Author: Ron Graham
In this age of short cuts and quick fixes, we sometimes forget the principle that roots have to be established downwards before fruit can be borne upward.
Isaiah foretells how the kingdom of Judah would be like a tree cut down to a stump, but this remnant would make roots and branches again and bear fruit (Isaiah 11:1-2, 27:6). Our text for this lesson is another passage in Isaiah which expresses the same hope...
“The remnant of Judah shall again take root downward, and bear fruit upward”.
Isaiah 37:31-32, cf 2Kings 19:30
This passage recognises a simple principle which, if we would be wise and successful, we must understand very well, and put into practice. The principle is that you have to "make root downward" before you can "bear fruit upward".

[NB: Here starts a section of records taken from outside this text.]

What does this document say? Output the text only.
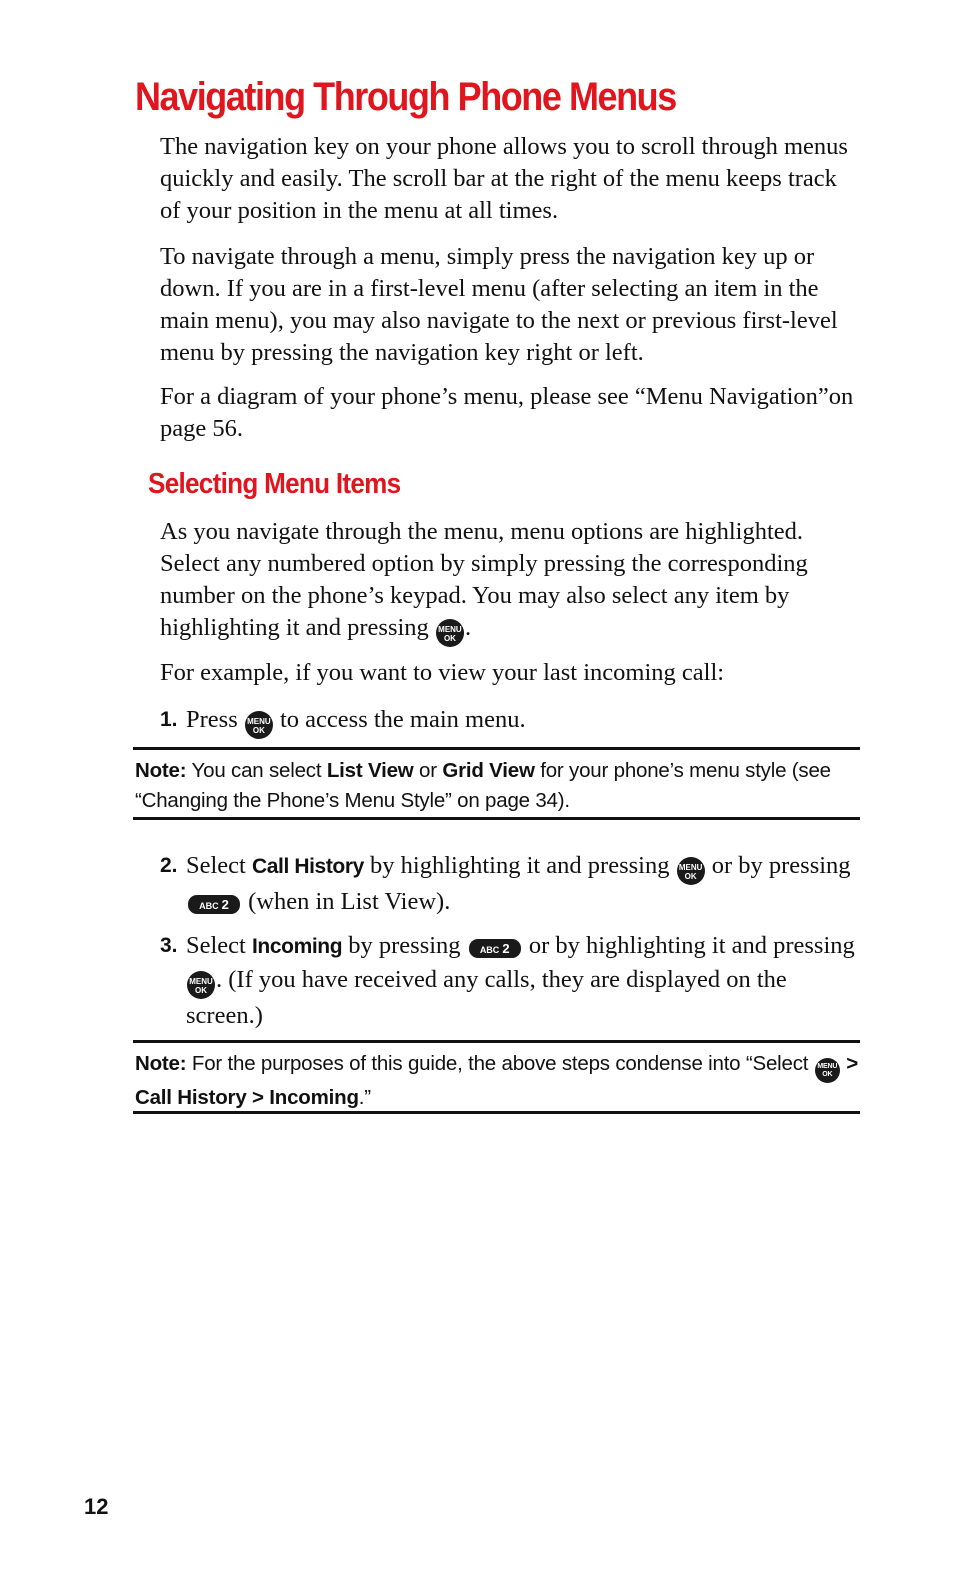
Navigating Through Phone Menus

The navigation key on your phone allows you to scroll through menus quickly and easily. The scroll bar at the right of the menu keeps track of your position in the menu at all times.

To navigate through a menu, simply press the navigation key up or down. If you are in a first-level menu (after selecting an item in the main menu), you may also navigate to the next or previous first-level menu by pressing the navigation key right or left.

For a diagram of your phone’s menu, please see “Menu Navigation”on page 56.

Selecting Menu Items

As you navigate through the menu, menu options are highlighted. Select any numbered option by simply pressing the corresponding number on the phone’s keypad. You may also select any item by highlighting it and pressing MENU
OK .

For example, if you want to view your last incoming call:

1. Press MENU
OK to access the main menu.
Note: You can select List View or Grid View for your phone’s menu style (see “Changing the Phone’s Menu Style” on page 34).
2. Select Call History by highlighting it and pressing MENU
OK or by pressing ABC 2 (when in List View).
3. Select Incoming by pressing ABC 2 or by highlighting it and pressing
MENU
OK . (If you have received any calls, they are displayed on the screen.)
Note: For the purposes of this guide, the above steps condense into “Select	MENU
OK > Call History > Incoming.”
12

In the Days of David, there had been a depth to the kingdom. There was justice, faith, humility, rather than corruption, idolatry, and hypocrisy. In Isaiah's time the good king Hezekiah had the same depth. He was a man of prayer, his faith was deep rooted in God.
In general, however, the kingdom had lost its roots. Its people had gone back into wickedness. How often they are condemned for this in the book of Isaiah. In chapter five for example, the principles on which the wicked operate are listed and Isaiah says, "Their root will become like rot, and their blossom will blow away as dust, for they have rejected the law of the Lord of hosts..." The wicked have rotten roots, and their blossom does not set fruit (Isaiah 5:18-24).
The metaphor of root and fruit is fitting for us as Christians. The shallow-rooted Christian and the shallow-rooted church will wither and die. We need to fulfill the word of Isaiah, "take root downward and bear fruit upward" (Isaiah 37:31).